Jordi Casamitjana alleges he was fired this April by the League Against Cruel Sports after he “discovered that their pension fund was invested in companies involved in animal testing,” he told CNN.

He informed his colleagues about it in spite of being “told [by the animal welfare group’s management] not to communicate with staff about pensions,” the 54-year-old said.

Casamitjana argued that his case is “combination of whistle blowing and discrimination” because “rather than punishment, I was summarily dismissed for gross misconduct.”

“They could have given me a warning … they might have thought I would not drop the case as an ethical vegan, so they may have thought it was better to get rid of me,” he added.

The League, which described itself in a statement to CNN as a “vegan friendly employer,” denied sacking him for his beliefs or pension concerns.

“The discussion about veganism being a ‘philosophical belief’ is a thought-provoking one which many of our staff will be interested in — however this debate has absolutely no connection with why Mr. Casamitjana was sacked,” a spokesperson told CNN.

“Casamitjana was not dismissed because he raised concerns about the pension, either internally or externally, so there is no substance to his claims that he was ‘whistleblowing,” it said, adding that he was dismissed for “gross misconduct.”

The ethics of veganism

On Monday, Casamitjana announced on a crowdfunding site to raise money for his legal action that his Employment Tribunal hearing had been set for March 13 and 14. The hearing will determine whether ethical veganism can be protected by the country’s discrimination legislation. A subsequent hearing would decide whether Casamitjana was discriminated against.

Both dietary vegans and ethical vegans eat a plant-based diet, but ethical veganism are defined by their exclusion of “all forms of animal exploitation and clothing,” Casamitjana, who has been an ethical vegan for 17 years, said.
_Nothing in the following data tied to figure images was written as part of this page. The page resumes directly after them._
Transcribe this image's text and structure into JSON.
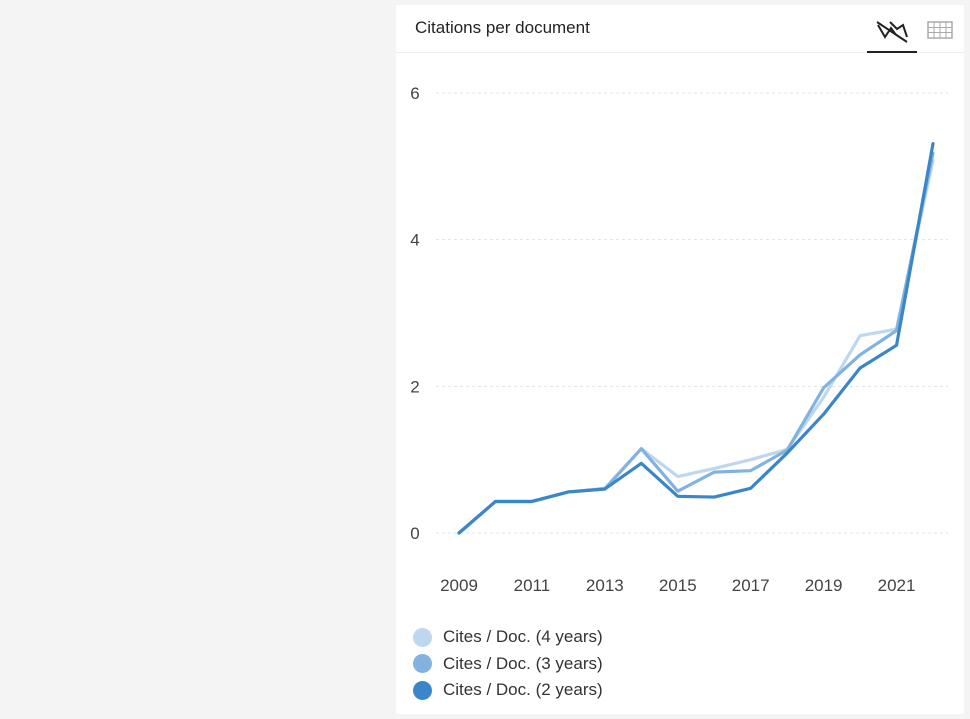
{
  "card": {
    "title": "Citations per document"
  },
  "icons": {
    "chart_toggle": "line-chart-icon",
    "table_toggle": "table-grid-icon"
  },
  "chart_data": {
    "type": "line",
    "title": "Citations per document",
    "xlabel": "",
    "ylabel": "",
    "x": [
      2009,
      2010,
      2011,
      2012,
      2013,
      2014,
      2015,
      2016,
      2017,
      2018,
      2019,
      2020,
      2021,
      2022
    ],
    "x_tick_labels": [
      "2009",
      "2011",
      "2013",
      "2015",
      "2017",
      "2019",
      "2021"
    ],
    "y_ticks": [
      0,
      2,
      4,
      6
    ],
    "ylim": [
      0,
      6
    ],
    "grid": "horizontal dashed",
    "legend_position": "bottom-left",
    "series": [
      {
        "name": "Cites / Doc. (4 years)",
        "color": "#bed7ef",
        "values": [
          0.0,
          0.43,
          0.43,
          0.56,
          0.61,
          1.15,
          0.77,
          0.88,
          1.0,
          1.14,
          1.85,
          2.69,
          2.78,
          5.08
        ]
      },
      {
        "name": "Cites / Doc. (3 years)",
        "color": "#82b2e0",
        "values": [
          0.0,
          0.43,
          0.43,
          0.56,
          0.6,
          1.15,
          0.57,
          0.83,
          0.85,
          1.13,
          1.98,
          2.43,
          2.76,
          5.18
        ]
      },
      {
        "name": "Cites / Doc. (2 years)",
        "color": "#3a86c8",
        "values": [
          0.0,
          0.43,
          0.43,
          0.56,
          0.6,
          0.95,
          0.5,
          0.49,
          0.61,
          1.09,
          1.62,
          2.25,
          2.56,
          5.31
        ]
      }
    ]
  }
}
Ethical vegans don’t wear leather, avoid zoos and aquariums, and try to avoid animal-tested products.

Casamitjana’s law firm, Bindmans LLP, described the case as a “landmark” to CNN in a statement. “If successful, the case will protect ethical vegans from discrimination on the grounds of their belief,” the firm said.

Britain’s Equality Act defines “religion or belief” as one of the nine “protected characteristics,” which include race, sex, pregnancy and maternity, making it unlawful for employers to discriminate on those grounds.
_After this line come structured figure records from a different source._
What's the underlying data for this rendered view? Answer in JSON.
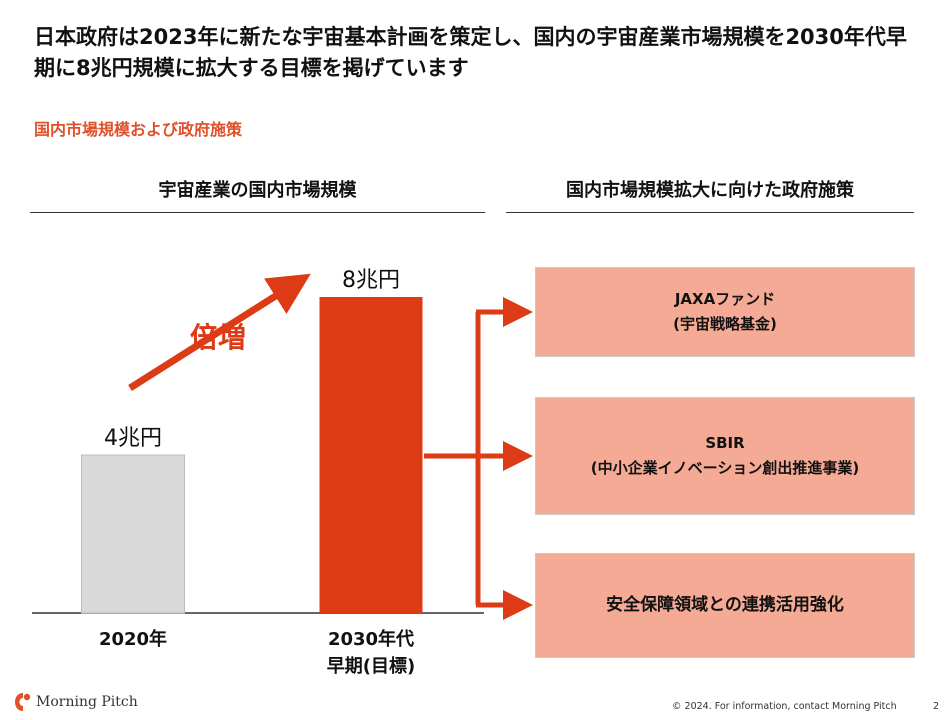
{
  "title": "日本政府は2023年に新たな宇宙基本計画を策定し、国内の宇宙産業市場規模を2030年代早期に8兆円規模に拡大する目標を掲げています",
  "subtitle": "国内市場規模および政府施策",
  "left_header": "宇宙産業の国内市場規模",
  "right_header": "国内市場規模拡大に向けた政府施策",
  "growth_label": "倍増",
  "chart_data": {
    "type": "bar",
    "title": "宇宙産業の国内市場規模",
    "categories": [
      {
        "line1": "2020年",
        "line2": ""
      },
      {
        "line1": "2030年代",
        "line2": "早期(目標)"
      }
    ],
    "values": [
      4,
      8
    ],
    "unit": "兆円",
    "data_labels": [
      "4兆円",
      "8兆円"
    ],
    "colors": [
      "#d9d9d9",
      "#dd3b16"
    ],
    "ylim": [
      0,
      8
    ],
    "annotation": "倍増"
  },
  "policies": [
    {
      "line1": "JAXAファンド",
      "line2": "(宇宙戦略基金)"
    },
    {
      "line1": "SBIR",
      "line2": "(中小企業イノベーション創出推進事業)"
    },
    {
      "line1": "安全保障領域との連携活用強化",
      "line2": ""
    }
  ],
  "colors": {
    "accent": "#dd3b16",
    "subtitle": "#e0502a",
    "policy_box": "#f4aa95"
  },
  "footer": "© 2024. For information, contact Morning Pitch",
  "page_number": "2",
  "logo_text": "Morning Pitch"
}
The law firm believes ethical veganism will meet the requirements needed to become a philosophical belief.

‘Exacting tests’

“The tests for determining whether a belief reaches the required threshold for protection from discrimination are well established but they are exacting,” Bindmans solicitor Peter Daly said.

“It is our view that the tests are comfortably met by a belief in ethical veganism and that Mr. Casamitjana’s personal belief is sufficiently strong to achieve that protection.”

Casamitjana said his case “is in the interest of all vegans not just me,” even if the second hearing ultimately decides he wasn’t a victim of discrimination.